Er war ein toller, spontaner Zeichner, entwarf mythologische Fresken für repräsentative Gebäude in Boston. Zu seinem Lebenswerk gehören ungefähr 900 Ölgemälde, 2000 Aquarelle sowie unzählige Skizzen und Kohlezeichnungen. Nie verheiratet, wurde unlängst sogar ein Konvolut Aktzeichnungen schwarzer Männer zum Thema einer eigenen Ausstellung über seine vermutete Sexualität.

Samt und Pelz, lebensecht dargestellt

Doch aktuell steht „Singer Sargent and Fashion“ in London im Ausstellungsfokus. Wieder mal ein neuer Zugang zu alten Bildbekannten, aber auch zu immer neuen Porträtierten aus Privatbesitz. Da ist natürlich erneut „Madame X“: Jenes Skandalbild aus dem Pariser Salon von 1884, wo ein heruntergerutschter Träger der Abendrobe im Verein mit einem angeblich zu herausfordernden Blick für eine verheiratete Frau negativ Furore machte, das unbotmäßige Kleiderteil musste übermalt werden.

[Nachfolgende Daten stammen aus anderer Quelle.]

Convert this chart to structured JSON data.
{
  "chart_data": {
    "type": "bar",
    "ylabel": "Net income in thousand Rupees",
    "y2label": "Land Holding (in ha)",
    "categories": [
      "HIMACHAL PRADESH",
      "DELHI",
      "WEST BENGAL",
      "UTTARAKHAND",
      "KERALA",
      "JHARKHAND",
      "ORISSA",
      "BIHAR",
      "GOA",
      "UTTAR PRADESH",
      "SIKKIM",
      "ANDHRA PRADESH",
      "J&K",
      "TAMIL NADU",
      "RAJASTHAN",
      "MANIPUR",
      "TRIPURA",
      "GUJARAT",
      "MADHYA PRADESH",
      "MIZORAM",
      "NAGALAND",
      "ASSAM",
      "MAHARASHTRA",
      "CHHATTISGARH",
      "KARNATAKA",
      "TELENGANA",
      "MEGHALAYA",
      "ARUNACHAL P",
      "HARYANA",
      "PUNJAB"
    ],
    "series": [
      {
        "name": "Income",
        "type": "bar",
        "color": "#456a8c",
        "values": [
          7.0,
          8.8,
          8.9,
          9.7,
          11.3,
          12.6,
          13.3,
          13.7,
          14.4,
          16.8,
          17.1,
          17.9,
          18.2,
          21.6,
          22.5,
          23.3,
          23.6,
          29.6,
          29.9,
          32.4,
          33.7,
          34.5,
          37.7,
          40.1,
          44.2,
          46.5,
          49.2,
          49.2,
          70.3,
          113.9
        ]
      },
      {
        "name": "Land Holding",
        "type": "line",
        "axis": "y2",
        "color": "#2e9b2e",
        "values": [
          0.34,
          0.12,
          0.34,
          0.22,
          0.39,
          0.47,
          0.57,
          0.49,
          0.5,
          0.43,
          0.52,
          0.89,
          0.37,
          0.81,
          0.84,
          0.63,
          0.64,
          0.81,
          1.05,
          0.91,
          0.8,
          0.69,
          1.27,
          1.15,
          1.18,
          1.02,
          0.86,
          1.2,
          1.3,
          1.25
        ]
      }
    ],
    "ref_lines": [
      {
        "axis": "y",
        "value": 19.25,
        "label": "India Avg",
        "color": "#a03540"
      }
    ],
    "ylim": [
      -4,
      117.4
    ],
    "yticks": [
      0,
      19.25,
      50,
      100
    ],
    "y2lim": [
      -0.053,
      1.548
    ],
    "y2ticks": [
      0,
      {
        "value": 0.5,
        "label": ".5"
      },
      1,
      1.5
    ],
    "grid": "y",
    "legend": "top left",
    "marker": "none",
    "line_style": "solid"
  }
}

John Singer Sargent, „Madame X (Madame Pierre Gautreau)“, 1883–84

John Singer Sargent, „Madame X (Madame Pierre Gautreau)“, 1883–84
Quelle: © The Metropolitan Museum of Art/Art Resource/Scala, Florence

Aber da sind auch „Nelke, Lilie, Lilie, Rose“ von 1885: Zwei Mädchen in weißen Kleidern zünden in einem Liliengarten Lampions an, ein Mirakel zarter Farbigkeit, impressionistisch anmutend, doch mit sehr konkretem Strich gemalt. Und natürlich auch Violet Paget alias Vernon Lee, die Jugendfreundin und sich gern männlich kleidende Schriftstellerin. Oder Lady Agnew of Lochnaw in ihrer zart weißen Robe mit lila seiden schimmernder Schärpe, in einem gemusterten Sessel drapiert.

Es sind nur wenige echte Artefakte aus Chiffon und Tüll, Filz und Pelz, Samt und Käferpanzern, die mit ihren meist über hundert Jahre frischen Abbildungen konkurrieren müssen. Da gibt es von einem herrlichen Seidenstoff noch ein Musterstück, und man sieht, Singer Sargent hat ihn wirklich lebensecht abgebildet.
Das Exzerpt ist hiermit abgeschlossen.